15 November 2001 | by uds3See all my reviews

Another film-role immortalised in the line above, from the soundtrack of The Rocky Horror Show! Bit of a misnomer actually, SHE didn't fight the triffid, Kieron Moore did! All poor Janette did was to stand there shoving her hand in her mouth and screaming!

Well here's another sci-fi flick seems to have struck a sour note with many viewers. Yeah, there HAVE been many liberties taken with John Wyndham's original tale, doesn't mean though "Hey, three strikes you're out! Derided and laughed-at, much like RAISE THE TITANIC, many aspects of this film are clearly socially responsible and relevant today. How would YOU handle yourself in the situation Howard Keel finds himself in after the majority of the world's population is blinded by the light emanated from a meteor shower? The film was made for a 1960's outlook and acceptance, not new millennium desensitised and pseudo-enlightened audiences. Maybe the triffids WERE men in suits, they were damn good ones though. The fx where the triffids were seeking to gain entry to the lighthouse I thought were exceptionally good for their age. OK, so the film DOES also offer what is probably the WORST train pile up ever filmed (you never actually see it!) but give the makers a break. What did you EXPECT them to do? close Charing Cross station and have an eight coach steam train from Watford ram the buffers at 100 mph?

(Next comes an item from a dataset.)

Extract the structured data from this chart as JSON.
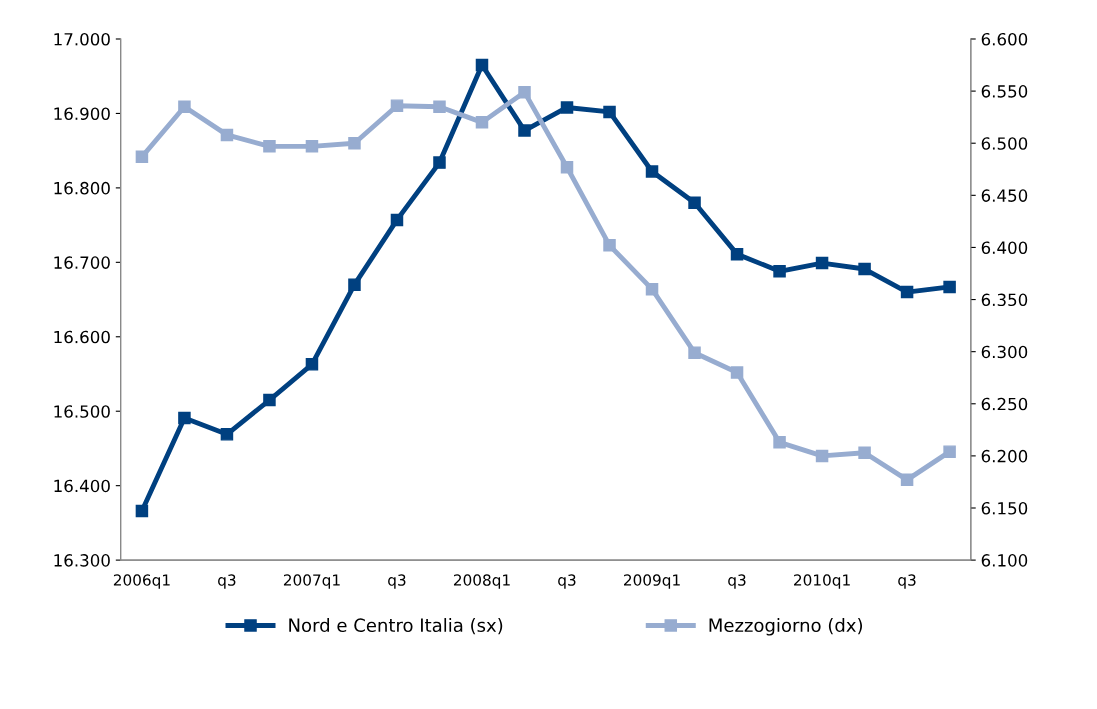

Many wonderful images from this film stick in the mind. That great scene where Mervyn Johns and Howard Keel stand on the edge of the quarry, watching the triffid spores becoming airborne. The triffid, as it lashes the back window of the Humber as Keel shepherds the little girl to safety. The stock-standard British stiff upper lip when the blinded crew of the airplane know they are doomed. The panorama of burning triffids when Keel rigs up the elctric fence then has to torch them before they break through. Even now so many years since I saw it, I can still hear that ice-cream truck as the triffids are led in pied-piper fashion away to their ultimate fate.

I can forgive 'Tommythek' his less than relevant comments. He at least admits to being "illiterate" and functioning at the lowest level. Others though are stupefyingly brittle and short-sighted. THE DAY OF THE TRIFFIDS is top sci-fi entertainment, not quite a fully-fledged classic I agree, but I'll watch it anyday before I ever sit through CAST AWAY again!